Writing in the Journal of NeuroInterventional Surgery, Kyle M Fargen (Wake Forest University, Winston-Salem, USA) and Joshua A Hirsch (Massachusetts General Hospital, Boston, USA) shed light on the growing endemic of physician burnout, particularly within neurointerventionalists.
Mental health is a significant concern for physicians. In the USA, there are 400 physician suicides a year; twice the suicide rate of the general American population. Death by suicide is the second leading cause of death among residents. Fifty-four per cent of doctors say they are burned out; 88% acknowledge they are moderately to severely stressed, and 59% of doctors say they would not recommend a career in medicine to their children.
These statistics are the result of recent research by Tait Shanafelt (Mayo clinic; Stanford Medicine, Stanford, USA) and colleagues, where the investigators surveyed almost 7,000 physicians. The same study reveals that between 2011 and 2014, there was an increase in the percentage of physicians reporting burnout, and a decrease in the number of surgeons who believed they experienced a good work-life balance. Neurointerventional physicians are at high risk of burnout; in the survey around 50% of neurosurgeons and neurologists and over 60% of radiologists reported burnout.
American psychologist Herbert Freudenberger defined burnout, which first appeared in print in a 1974 issue of the Journal of Social Issues, as, “A state of emotional, mental and physical exhaustion caused by excessive and prolonged stress. It is a chronic process of energy expenditure without appropriate periods of recovery.”
With the release of the results of DAWN and DEFUSE 3 trials, and the increased candidacy for mechanical intervention, Fargan and Hirsch note that the demand on neurointerventionalists is increasing. With most consultations occurring (60%) outside working hours, meaning that the risk of emotional, mental and physical exhaustion is increasing.
Michael Weinstein, a general surgeon at Thomas Jefferson University Hospital, Philadelphia, USA, wrote a first person account of his struggles with dysthymia, depression and suicidal ideation in the New England Journal of Medicine. Weinstein wrote: “I endured. I completed residency and fellowship and continued to endure for 16 years. Outside observers might have perceived me as ‘having it all’: a surgeon with leadership promise, with an amazing wife and two great kids, who’s paid more than I ever expected to earn.
“But enduring is not thriving. I had heard of burnout but didn’t really comprehend it. And though I had mental illness, I still saw it as a weakness, a personal fault. I remember early in my career hearing of a colleague who took a leave of absence for a ‘nervous breakdown.’ I joked about it, said he was weak. Now it was my turn.

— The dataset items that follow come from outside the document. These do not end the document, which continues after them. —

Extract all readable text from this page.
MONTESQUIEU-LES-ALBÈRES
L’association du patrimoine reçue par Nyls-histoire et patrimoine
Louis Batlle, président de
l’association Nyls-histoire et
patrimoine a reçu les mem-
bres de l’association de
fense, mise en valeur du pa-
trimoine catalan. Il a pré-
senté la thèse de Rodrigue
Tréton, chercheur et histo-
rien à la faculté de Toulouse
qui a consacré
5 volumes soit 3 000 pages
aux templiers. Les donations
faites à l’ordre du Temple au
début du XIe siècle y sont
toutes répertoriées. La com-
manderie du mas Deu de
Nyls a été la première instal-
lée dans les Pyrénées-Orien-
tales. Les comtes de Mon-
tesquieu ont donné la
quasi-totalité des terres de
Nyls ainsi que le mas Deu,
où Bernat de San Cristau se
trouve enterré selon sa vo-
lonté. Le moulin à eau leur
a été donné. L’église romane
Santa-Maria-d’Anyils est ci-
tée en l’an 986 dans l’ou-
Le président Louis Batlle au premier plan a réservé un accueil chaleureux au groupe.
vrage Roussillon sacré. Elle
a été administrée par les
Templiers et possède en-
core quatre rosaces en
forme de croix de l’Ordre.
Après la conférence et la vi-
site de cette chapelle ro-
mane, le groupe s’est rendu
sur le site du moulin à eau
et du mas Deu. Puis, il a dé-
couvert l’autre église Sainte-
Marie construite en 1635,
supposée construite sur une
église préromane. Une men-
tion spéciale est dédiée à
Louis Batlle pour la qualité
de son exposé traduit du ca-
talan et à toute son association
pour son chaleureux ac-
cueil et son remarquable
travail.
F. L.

“My work lost meaning; I was just going through the motions. I thought everything I tried to accomplish was a failure. I had trouble relating to patients and felt the urge to avoid encounters altogether. I cared less and less about anything I was doing. I didn’t know it then, but I had long experienced classic signs of burnout: emotional exhaustion, depersonalisation, and low perceived personal achievement. But the burnout had been waxing and waning for 22 years; now I was in the worst episode of major depression of my life.”
This recognition is crucial, Fargan and Hirsch explain: acknowledgement of physician burnout saves lives, and is the first step to recovery. Academic medical centres are starting to pay more attention to physician burnout and suicide, but it is still rare for a practicing doctor to be as forthcoming as Weinstein, or for mental health issues to be given a platform.
The myriad solutions to this problem revolve around understanding the causes of physician burnout. Writing in the Journal of Internal Medicine in June 2018, Colin West and co-authors claim that the “drivers of this epidemic are largely rooted within healthcare organisations and systems,” and include: “excessive workloads, inefficient work processes, clerical burdens, work-home conflicts, lack of input or control for physicians with respect to issues affecting their work lives, organisational support structures and leadership culture.”
Fargen and Hirsch conclude, “Experts argue that physician burnout is best combated by shared responsibility between healthcare systems and by individual physicians. Fair compensation, development of shared schedules, hiring of non-physician providers for clerical responsibilities, and improved efficiency with elective schedules are potential avenues to reduce the risk of burnout.”